On Tuesday 17 February 2009 10:41:10 Jan Kiszka wrote:
> Peter Soetens wrote:
> > These are the facts we observed:
> >
> > * The Xenomai/Comedi port breaks the complete Comedi API, user space
> > *and* kernel space. (We thought/assumed that only the user space
> > interface would go over RTDM and that once that was done, the kernel
> > modules could be almost copy/pasted into the new framework.)
> Maybe you have a list of the major differences. Then please share it so
> that the motivation can be discussed here and maybe clarified (it's a
> blurred topic for me as well).

Damn. I should have posted back then :-) Our main lead was the Doxygen pages, 
from which we went on to see how things were done in code. Unfortunately (?), 
I'm not a Comedi developer, I twiddled only with one Comedi driver. Once. I 
can't really compare to the bone. But what was clear immediately was that both 
user API and kernel API were different. 

User ('Library') API was cleaned up and streamlined, we could live with that 
for new applications. I'm sure there are still issues, but they'll only come 
up once people start using this branch. I like the separation between a low 
level 'instruction' api and a high level 'function' api. Something upstream 
comedi mixes to much.

For kernel ('Driver') API, a new data transfer mechanism is in place, which 
requires the 'porting' of all drivers. I genuinely can't estimate how 
drastically this changes existing drivers, but the API is quite huge and works 
with the 'inversion of control' paradigm: Each driver must implement a series 
of hooks, and the Comedi/RTDM framework will call these when necessary.
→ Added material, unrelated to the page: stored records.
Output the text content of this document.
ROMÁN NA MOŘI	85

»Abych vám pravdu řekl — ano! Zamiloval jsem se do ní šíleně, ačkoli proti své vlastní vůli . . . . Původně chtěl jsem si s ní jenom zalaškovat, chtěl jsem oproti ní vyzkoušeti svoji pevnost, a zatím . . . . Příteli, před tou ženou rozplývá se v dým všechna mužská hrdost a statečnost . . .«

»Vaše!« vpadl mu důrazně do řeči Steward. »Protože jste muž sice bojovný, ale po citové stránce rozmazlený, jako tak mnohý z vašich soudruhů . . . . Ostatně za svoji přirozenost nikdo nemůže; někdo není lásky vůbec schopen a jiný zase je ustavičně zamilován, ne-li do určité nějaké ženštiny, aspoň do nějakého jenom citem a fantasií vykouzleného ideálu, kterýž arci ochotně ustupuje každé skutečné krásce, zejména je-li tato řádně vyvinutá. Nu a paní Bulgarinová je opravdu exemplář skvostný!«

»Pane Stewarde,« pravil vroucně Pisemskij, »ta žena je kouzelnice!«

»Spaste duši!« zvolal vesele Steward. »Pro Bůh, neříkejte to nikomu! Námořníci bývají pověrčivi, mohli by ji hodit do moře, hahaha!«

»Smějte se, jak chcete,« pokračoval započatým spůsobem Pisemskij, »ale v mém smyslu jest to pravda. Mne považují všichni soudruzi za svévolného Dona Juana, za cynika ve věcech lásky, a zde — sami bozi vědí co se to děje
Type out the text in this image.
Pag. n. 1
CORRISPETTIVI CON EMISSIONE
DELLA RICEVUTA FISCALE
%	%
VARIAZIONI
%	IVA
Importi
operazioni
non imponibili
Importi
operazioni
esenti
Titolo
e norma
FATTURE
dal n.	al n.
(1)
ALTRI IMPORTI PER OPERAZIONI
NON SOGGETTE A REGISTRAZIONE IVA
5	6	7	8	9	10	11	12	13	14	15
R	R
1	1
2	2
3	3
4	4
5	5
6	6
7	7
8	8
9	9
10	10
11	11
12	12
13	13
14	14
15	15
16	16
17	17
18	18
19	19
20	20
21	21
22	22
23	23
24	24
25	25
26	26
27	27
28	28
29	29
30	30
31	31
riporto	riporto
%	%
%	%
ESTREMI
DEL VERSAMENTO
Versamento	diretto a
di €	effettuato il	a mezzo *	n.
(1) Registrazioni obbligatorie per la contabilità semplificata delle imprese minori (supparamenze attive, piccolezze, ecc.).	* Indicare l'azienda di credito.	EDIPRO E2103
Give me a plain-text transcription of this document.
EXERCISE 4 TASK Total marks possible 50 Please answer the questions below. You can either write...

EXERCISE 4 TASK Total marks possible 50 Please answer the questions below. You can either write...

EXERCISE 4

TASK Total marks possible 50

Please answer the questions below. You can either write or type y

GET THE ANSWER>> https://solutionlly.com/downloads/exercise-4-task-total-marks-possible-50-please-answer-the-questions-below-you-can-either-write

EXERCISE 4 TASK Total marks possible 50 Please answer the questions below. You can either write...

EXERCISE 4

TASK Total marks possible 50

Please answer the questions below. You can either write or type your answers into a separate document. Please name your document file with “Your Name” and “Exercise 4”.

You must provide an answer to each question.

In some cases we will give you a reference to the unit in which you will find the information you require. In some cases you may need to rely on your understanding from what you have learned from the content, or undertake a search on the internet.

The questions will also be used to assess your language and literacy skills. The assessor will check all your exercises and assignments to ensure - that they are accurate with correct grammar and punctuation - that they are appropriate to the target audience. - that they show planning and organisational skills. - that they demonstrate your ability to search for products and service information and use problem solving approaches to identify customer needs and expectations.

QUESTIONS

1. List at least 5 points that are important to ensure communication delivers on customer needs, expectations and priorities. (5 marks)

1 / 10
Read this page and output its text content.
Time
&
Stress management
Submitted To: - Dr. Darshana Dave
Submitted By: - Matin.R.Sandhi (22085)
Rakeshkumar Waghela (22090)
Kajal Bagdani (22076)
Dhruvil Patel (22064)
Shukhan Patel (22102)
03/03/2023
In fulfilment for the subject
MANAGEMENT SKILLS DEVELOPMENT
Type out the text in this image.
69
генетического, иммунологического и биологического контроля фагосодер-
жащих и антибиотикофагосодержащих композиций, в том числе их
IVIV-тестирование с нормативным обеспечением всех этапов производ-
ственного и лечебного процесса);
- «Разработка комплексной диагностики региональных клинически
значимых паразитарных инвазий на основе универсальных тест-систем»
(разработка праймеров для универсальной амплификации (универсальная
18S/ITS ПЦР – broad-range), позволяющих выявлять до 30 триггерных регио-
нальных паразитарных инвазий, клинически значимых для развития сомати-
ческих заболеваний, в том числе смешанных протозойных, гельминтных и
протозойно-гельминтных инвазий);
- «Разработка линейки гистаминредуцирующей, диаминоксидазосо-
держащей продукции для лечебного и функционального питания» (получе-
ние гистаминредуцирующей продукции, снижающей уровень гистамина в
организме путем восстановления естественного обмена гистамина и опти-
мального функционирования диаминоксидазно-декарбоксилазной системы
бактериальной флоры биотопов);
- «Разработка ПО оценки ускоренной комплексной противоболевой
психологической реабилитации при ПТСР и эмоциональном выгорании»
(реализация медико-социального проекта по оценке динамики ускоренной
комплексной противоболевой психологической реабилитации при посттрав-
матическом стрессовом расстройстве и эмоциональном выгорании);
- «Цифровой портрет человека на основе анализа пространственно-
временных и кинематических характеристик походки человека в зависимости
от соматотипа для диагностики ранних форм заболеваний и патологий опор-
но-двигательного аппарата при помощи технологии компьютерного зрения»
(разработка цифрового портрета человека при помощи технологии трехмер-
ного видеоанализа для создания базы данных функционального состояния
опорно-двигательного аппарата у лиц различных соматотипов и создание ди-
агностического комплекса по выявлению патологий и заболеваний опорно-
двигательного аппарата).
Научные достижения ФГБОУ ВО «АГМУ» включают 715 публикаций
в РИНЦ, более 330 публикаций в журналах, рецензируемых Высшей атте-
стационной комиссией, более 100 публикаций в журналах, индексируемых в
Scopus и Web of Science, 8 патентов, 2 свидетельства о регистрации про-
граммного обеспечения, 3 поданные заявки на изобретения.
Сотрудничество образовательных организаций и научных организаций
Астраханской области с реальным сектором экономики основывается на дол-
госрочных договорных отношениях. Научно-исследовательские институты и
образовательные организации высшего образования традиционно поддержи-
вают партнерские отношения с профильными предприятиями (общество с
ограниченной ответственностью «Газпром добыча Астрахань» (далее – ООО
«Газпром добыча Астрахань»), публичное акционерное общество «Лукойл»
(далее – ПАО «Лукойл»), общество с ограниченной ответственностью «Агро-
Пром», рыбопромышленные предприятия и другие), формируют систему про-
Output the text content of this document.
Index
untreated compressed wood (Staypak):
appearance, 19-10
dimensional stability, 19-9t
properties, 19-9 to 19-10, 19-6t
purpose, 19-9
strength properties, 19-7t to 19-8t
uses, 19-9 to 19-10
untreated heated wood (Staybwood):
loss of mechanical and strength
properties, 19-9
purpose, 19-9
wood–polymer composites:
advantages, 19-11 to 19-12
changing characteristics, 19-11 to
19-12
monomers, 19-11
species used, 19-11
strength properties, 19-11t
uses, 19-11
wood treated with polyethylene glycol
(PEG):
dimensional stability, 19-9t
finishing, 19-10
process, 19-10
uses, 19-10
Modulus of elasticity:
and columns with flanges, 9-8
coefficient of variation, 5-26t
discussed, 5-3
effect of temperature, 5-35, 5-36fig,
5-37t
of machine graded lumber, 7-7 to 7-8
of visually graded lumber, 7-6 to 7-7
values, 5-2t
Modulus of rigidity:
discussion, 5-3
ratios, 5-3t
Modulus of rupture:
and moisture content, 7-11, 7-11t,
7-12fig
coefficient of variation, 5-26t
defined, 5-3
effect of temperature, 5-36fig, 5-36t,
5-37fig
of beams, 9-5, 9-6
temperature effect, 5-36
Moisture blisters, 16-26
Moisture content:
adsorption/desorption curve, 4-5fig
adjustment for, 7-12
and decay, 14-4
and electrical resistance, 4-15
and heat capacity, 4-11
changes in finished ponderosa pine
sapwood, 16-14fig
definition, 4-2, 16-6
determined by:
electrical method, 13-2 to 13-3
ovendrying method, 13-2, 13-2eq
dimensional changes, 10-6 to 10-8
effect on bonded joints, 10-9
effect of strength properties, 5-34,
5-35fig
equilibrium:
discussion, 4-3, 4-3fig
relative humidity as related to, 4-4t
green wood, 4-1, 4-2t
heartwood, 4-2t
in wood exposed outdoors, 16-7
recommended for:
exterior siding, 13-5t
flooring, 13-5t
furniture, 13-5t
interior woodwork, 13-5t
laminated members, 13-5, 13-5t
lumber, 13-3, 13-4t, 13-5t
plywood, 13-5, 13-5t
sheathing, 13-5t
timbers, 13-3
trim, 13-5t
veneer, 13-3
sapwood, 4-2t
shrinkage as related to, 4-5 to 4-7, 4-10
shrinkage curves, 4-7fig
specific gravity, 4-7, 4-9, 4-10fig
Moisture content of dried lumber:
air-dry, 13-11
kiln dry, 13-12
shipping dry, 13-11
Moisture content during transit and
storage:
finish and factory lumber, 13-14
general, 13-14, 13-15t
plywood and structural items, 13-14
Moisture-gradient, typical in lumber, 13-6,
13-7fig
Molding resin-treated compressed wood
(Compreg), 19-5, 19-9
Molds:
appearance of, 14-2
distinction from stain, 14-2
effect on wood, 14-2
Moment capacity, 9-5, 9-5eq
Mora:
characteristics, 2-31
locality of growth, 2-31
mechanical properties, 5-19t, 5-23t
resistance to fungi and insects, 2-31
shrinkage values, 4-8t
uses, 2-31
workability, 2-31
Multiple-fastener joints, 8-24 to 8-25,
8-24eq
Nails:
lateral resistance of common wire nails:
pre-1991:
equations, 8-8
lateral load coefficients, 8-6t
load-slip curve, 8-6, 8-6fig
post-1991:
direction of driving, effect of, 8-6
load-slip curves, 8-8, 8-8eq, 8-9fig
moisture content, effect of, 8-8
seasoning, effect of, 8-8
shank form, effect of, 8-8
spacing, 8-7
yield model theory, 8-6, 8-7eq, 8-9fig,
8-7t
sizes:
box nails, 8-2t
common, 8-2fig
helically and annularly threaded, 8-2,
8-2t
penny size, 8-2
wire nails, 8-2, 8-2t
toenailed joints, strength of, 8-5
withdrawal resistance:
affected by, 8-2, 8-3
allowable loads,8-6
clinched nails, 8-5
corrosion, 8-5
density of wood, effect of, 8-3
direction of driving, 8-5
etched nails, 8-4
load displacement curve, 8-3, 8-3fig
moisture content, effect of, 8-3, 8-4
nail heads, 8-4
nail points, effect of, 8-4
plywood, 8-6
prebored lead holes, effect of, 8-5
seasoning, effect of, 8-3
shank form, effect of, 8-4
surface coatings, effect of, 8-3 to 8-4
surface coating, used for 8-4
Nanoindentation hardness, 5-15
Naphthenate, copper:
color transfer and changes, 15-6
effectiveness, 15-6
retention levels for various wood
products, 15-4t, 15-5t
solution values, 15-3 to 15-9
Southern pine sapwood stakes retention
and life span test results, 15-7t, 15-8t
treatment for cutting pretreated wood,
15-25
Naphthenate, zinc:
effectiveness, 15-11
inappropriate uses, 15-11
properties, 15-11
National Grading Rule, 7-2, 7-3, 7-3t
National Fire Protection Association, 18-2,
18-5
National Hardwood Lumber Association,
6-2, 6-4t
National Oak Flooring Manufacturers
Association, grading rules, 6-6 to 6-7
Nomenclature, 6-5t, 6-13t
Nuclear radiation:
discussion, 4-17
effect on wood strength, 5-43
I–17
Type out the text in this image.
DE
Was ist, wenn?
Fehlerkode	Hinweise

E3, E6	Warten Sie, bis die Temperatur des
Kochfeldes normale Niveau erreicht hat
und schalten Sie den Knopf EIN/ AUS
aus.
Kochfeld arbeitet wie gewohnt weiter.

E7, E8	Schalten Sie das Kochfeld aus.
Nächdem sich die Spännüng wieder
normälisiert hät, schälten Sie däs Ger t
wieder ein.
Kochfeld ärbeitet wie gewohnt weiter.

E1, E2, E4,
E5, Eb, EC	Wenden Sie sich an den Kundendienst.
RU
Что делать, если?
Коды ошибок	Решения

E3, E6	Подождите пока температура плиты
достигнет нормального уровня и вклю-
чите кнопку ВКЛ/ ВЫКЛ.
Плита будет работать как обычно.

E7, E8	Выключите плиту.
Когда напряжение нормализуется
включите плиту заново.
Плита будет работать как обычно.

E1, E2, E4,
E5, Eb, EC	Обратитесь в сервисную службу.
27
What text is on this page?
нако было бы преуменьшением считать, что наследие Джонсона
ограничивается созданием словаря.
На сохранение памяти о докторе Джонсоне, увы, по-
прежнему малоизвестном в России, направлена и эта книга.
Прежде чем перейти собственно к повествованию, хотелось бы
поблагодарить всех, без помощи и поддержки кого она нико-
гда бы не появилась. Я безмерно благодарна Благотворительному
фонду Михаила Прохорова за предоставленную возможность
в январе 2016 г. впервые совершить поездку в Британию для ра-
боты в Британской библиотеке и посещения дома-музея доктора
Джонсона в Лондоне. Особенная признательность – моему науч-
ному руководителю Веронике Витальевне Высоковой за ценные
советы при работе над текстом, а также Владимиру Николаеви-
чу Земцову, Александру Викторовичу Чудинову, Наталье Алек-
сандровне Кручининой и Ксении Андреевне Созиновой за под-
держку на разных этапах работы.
Another fact I shouldn't have omitted:

* The Xenomai/Comedi layer is very well documented and allows anyone to learn 
from it, even the upstream maintainers.
* Seen from my little device driver knowledge, the technical implementation 
looks ok for synchronous/asynchronous reading and writing. Memory mapped IO is 
not available, it seems, and the classical comedi_config, inp,outp,... family 
isn't complete yet either.

> > * The Xenomai/Comedi port is not supported by 'upstream' (what you call
> > 'legacy'). It's not discussed on their ML, they don't send in patches or
> > feedback.
> > * There aren't any (?) device drivers ported to the Xenomai/Comedi
> > project (public trunk)
> >
> > This is what we concluded:
> >
> > * Xenomai/Comedi has no future as long as it ignores (or is ignored by)
> > upstream. Even after a port of a device driver, pulling fixes from
> > upstream will be hard due to the changed kernel API.
> IMHO, that heavily depends on the use cases both projects are able to
> cover. If there are major RT design issues upstream that this variant
> solves, then people may be willing to live with the differences
> (including a smaller driver set downstream). It wouldn't be the first time.

I see the short term profits as well. I'm fearing a maintenance nightmare in 
the long term.

> > * As GKH puts it: all device drivers belong in the Linux kernel. Upstream
> > is doing this right now, which makes acceptance of Xenomai/Comedi
> > unlikely, which makes its life expectations uncertain.
> I don't think anyone expect to see the RT drivers here and around in
> mainline Linux in the foreseeable future. That's not the primary goal.
> At the same time, it's still unclear how serious mainline is about RT
> redesigns of existing drivers or frameworks. And I recall from earlier
> threads on the comedi list that at least the current comedi maintainers
> consider RT use at best as a niche and not an important scenario.

That's what I recall as well. But I was wondering how the RT issue was 
overtaken by reality: running plain comedi in a preemptible kernel.

> > * We're now actually considering Preempt/RT as the kernel to use in
> > combination with the original Comedi. We might be stupid, but then again,
> > it might just work.
> > * We believe the name Xenomai/Comedi is strongly misleading.  It suggests
> > a painless transition path, but it's a completely different software
> > project, different interfaces, different maintainer(s ?).
> I agree. If reasons for significant differences in the user API remain,
> then a different name would be appropriate, too. Looks like this is not
> Socket-CAN vs. RT-Socket-CAN here?

Most functions and structs have been renamed and have modified arguments, 
although there could be a 1:1 mapping (1 old function -> 1 new function).

I believe Alexis can defend his design better than anyone else, and it's not 
the design I wanted to tackle. It's how he plans to maintain it.